Setelah satu tahun, SAP akhirnya berhasil menciptakan tool yang memang bisa digunakan oleh para profesional. Software ini dibuat oleh dua ahli full-stack development yang juga memiliki pemahaman tentang data science. Salah satu fungsi dari software ini adalah untuk membantu Team Liquid dalam fase drafting, yaitu proses pemilihan hero ketika mereka juga bisa melarang sejumlah karakter untuk digunakan oleh musuh. Di sini, tim profesional berusaha untuk mengumpulkan data sebanyak mungkin dan mempertimbangkan sinergi antar karakter.

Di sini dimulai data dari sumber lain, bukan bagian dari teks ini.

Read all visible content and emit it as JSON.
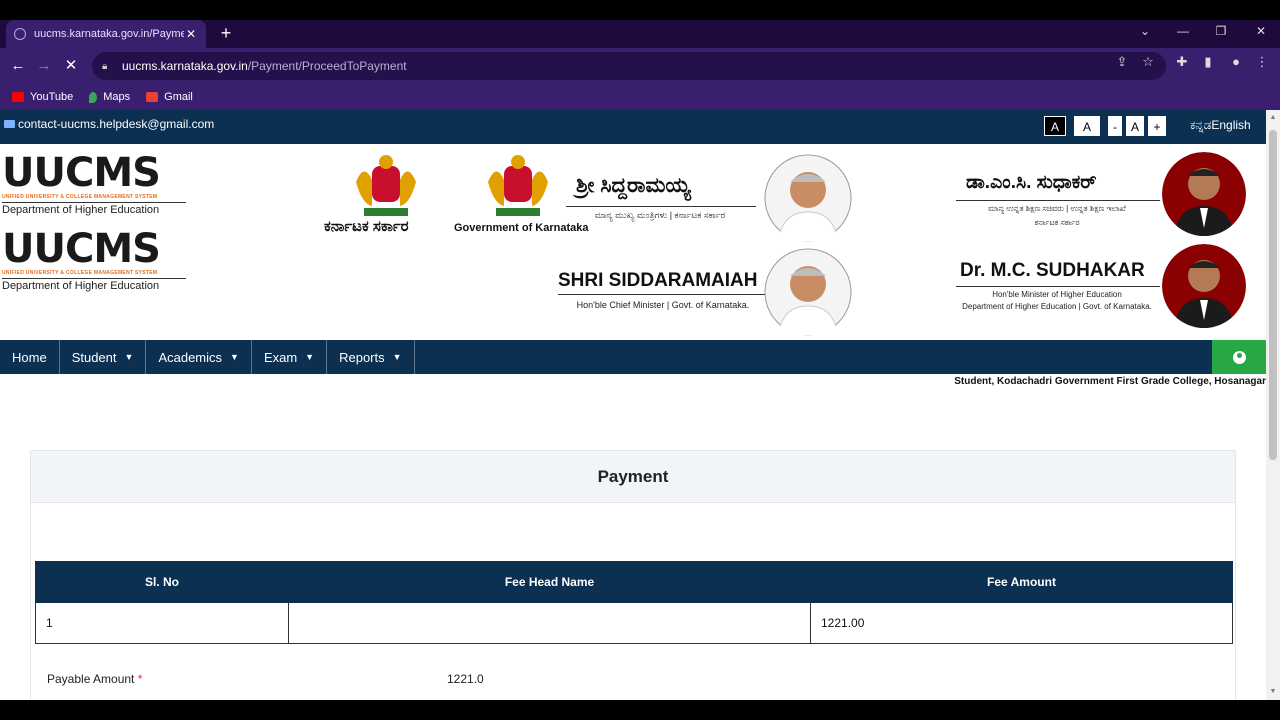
{
  "browser": {
    "tab_title": "uucms.karnataka.gov.in/Payment/",
    "url_host": "uucms.karnataka.gov.in",
    "url_path": "/Payment/ProceedToPayment",
    "bookmarks": [
      {
        "label": "YouTube",
        "icon": "youtube-icon",
        "color": "#ff0000"
      },
      {
        "label": "Maps",
        "icon": "maps-icon",
        "color": "#34a853"
      },
      {
        "label": "Gmail",
        "icon": "gmail-icon",
        "color": "#ea4335"
      }
    ]
  },
  "topstrip": {
    "contact": "contact-uucms.helpdesk@gmail.com",
    "font_buttons": [
      "A",
      "A",
      "-",
      "A",
      "+"
    ],
    "language": "ಕನ್ನಡEnglish"
  },
  "header": {
    "logo_text": "UUCMS",
    "logo_sub": "UNIFIED UNIVERSITY & COLLEGE MANAGEMENT SYSTEM",
    "logo_dept": "Department of Higher Education",
    "karnataka_sarkara": "ಕರ್ನಾಟಕ ಸರ್ಕಾರ",
    "gok": "Government of Karnataka",
    "cm_kannada": "ಶ್ರೀ ಸಿದ್ದರಾಮಯ್ಯ",
    "cm_kannada_sub": "ಮಾನ್ಯ ಮುಖ್ಯ ಮಂತ್ರಿಗಳು  |  ಕರ್ನಾಟಕ ಸರ್ಕಾರ",
    "cm_name": "SHRI SIDDARAMAIAH",
    "cm_sub": "Hon'ble Chief Minister  |  Govt. of Karnataka.",
    "min_kannada": "ಡಾ.ಎಂ.ಸಿ. ಸುಧಾಕರ್",
    "min_kannada_sub": "ಮಾನ್ಯ ಉನ್ನತ ಶಿಕ್ಷಣ ಸಚಿವರು | ಉನ್ನತ ಶಿಕ್ಷಣ ಇಲಾಖೆ",
    "min_kannada_sub2": "ಕರ್ನಾಟಕ ಸರ್ಕಾರ",
    "min_name": "Dr. M.C. SUDHAKAR",
    "min_sub": "Hon'ble Minister of Higher Education",
    "min_sub2": "Department of Higher Education | Govt. of Karnataka."
  },
  "nav": {
    "items": [
      {
        "label": "Home",
        "dropdown": false
      },
      {
        "label": "Student",
        "dropdown": true
      },
      {
        "label": "Academics",
        "dropdown": true
      },
      {
        "label": "Exam",
        "dropdown": true
      },
      {
        "label": "Reports",
        "dropdown": true
      }
    ],
    "student_info": "Student, Kodachadri Government First Grade College, Hosanagar"
  },
  "payment": {
    "title": "Payment",
    "columns": [
      "Sl. No",
      "Fee Head Name",
      "Fee Amount"
    ],
    "rows": [
      {
        "sl": "1",
        "head": "",
        "amount": "1221.00"
      }
    ],
    "payable_label": "Payable Amount",
    "required_mark": "*",
    "payable_value": "1221.0"
  }
}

“Salah satu tantangan yang kami hadapi adalah tidak ada data komprehensif yang bisa kami dapatkan melalui data yang bisa diakses semua orang,” kata Milan Cerny, Properti Owner and Innovation Lead for Esports, SAP. “Tentu saja, kami juga mempertimbangkan aspek dalam game. Seperti heat mapping untuk segala kejadian dalam game, baik pergerakan hero maupun penggunaan ward.” Tak hanya bekerja sama dengan organisasi esports profesional, SAP juga menggandeng sejumlah penyelenggara turnamen, seperti EPICENTER, DreamHack, dan ESL. Kepada para penyelenggara turnamen, SAP menawarkan data tentang pemilihan hero, persentase kemenangan, dan data lainnya di layar penonton. Mereka juga memberikan insight pada para caster dan analis produksi.
Kesimpulan
Penggunaan data dan AI di ranah esports masih sangat baru. Belum ada bukti definitif apakah penggunaan data akan bisa membantu tim esports untuk menang. Namun, menggunakan data untuk menganalisa performa tim dan memprediksi lawan terbukti bermanfaat di olahraga tradisional. Tidak tertutup kemungkinan, pengumpulan dan pengolahan data akan menjadi senjata bagi organisasi esports papan atas di masa depan.